In my experience, again, it is the designers call. Depends on what maximum corrosion rates the material is designed for. In case of ordinary solution annealing, the Ti carbides do prefernetiall deposit in preference to Cr carbides, however not 100% of the Ti is utilized for the formation of carbides. Thus the material should show IGC resistance but not to the extent that wiould be desired if the medium was highly corrosive.

In any case, would be good to see what the experts on ss say to this query.

Thanks and regards
Sayee Prasad R CEng MWeldI MIOMMM


If it moves, train it...if it doesn't move, calibrate it...if it isn't written down, it never happened!
 
The advice to have special solution heat treatment for 321 largely dates from times when it was difficult to reduce carbon and nitrogen to the levels they normally are today. A level of 0.025% for both C and N is pretty routine. The titanium would be over 0.3%. That means that the possibility for Cr23C6 formationis about nil.

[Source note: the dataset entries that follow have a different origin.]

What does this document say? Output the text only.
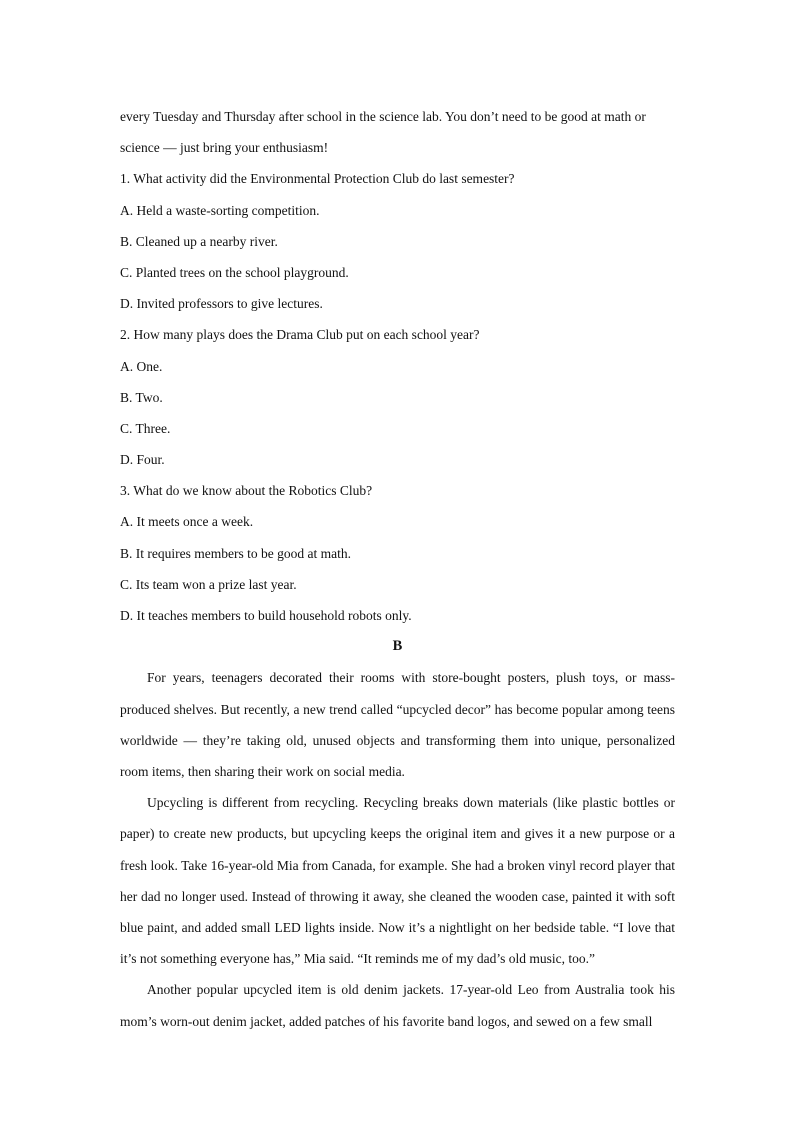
every Tuesday and Thursday after school in the science lab. You don’t need to be good at math or
science — just bring your enthusiasm!
1. What activity did the Environmental Protection Club do last semester?
A. Held a waste-sorting competition.
B. Cleaned up a nearby river.
C. Planted trees on the school playground.
D. Invited professors to give lectures.
2. How many plays does the Drama Club put on each school year?
A. One.
B. Two.
C. Three.
D. Four.
3. What do we know about the Robotics Club?
A. It meets once a week.
B. It requires members to be good at math.
C. Its team won a prize last year.
D. It teaches members to build household robots only.
B

For years, teenagers decorated their rooms with store-bought posters, plush toys, or mass-produced shelves. But recently, a new trend called “upcycled decor” has become popular among teens worldwide — they’re taking old, unused objects and transforming them into unique, personalized room items, then sharing their work on social media.

Upcycling is different from recycling. Recycling breaks down materials (like plastic bottles or paper) to create new products, but upcycling keeps the original item and gives it a new purpose or a fresh look. Take 16-year-old Mia from Canada, for example. She had a broken vinyl record player that her dad no longer used. Instead of throwing it away, she cleaned the wooden case, painted it with soft blue paint, and added small LED lights inside. Now it’s a nightlight on her bedside table. “I love that it’s not something everyone has,” Mia said. “It reminds me of my dad’s old music, too.”

Another popular upcycled item is old denim jackets. 17-year-old Leo from Australia took his mom’s worn-out denim jacket, added patches of his favorite band logos, and sewed on a few small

This carbon level would qualify as an "L" grade, so sensitization is really no danger.
Previously when carbon levels were higher you could get enough carbon quenched into solution that it could precipitate as Cr23C6 if subsequently re-heated,as by welding.
Mills keep C and N low now to avoid the surface defects associated with TiN. The beneficial by-product of this is the lack of need for solution heat treatments to form TiC and TiN. If you're unsure, just look at the carbon level on the certification. If it's below 0.3%, it's an L grade anywway. It won't present chromium carbide problems.
 
Thank you Arun, my friend. Yes, of course, I have the wrong decimal point.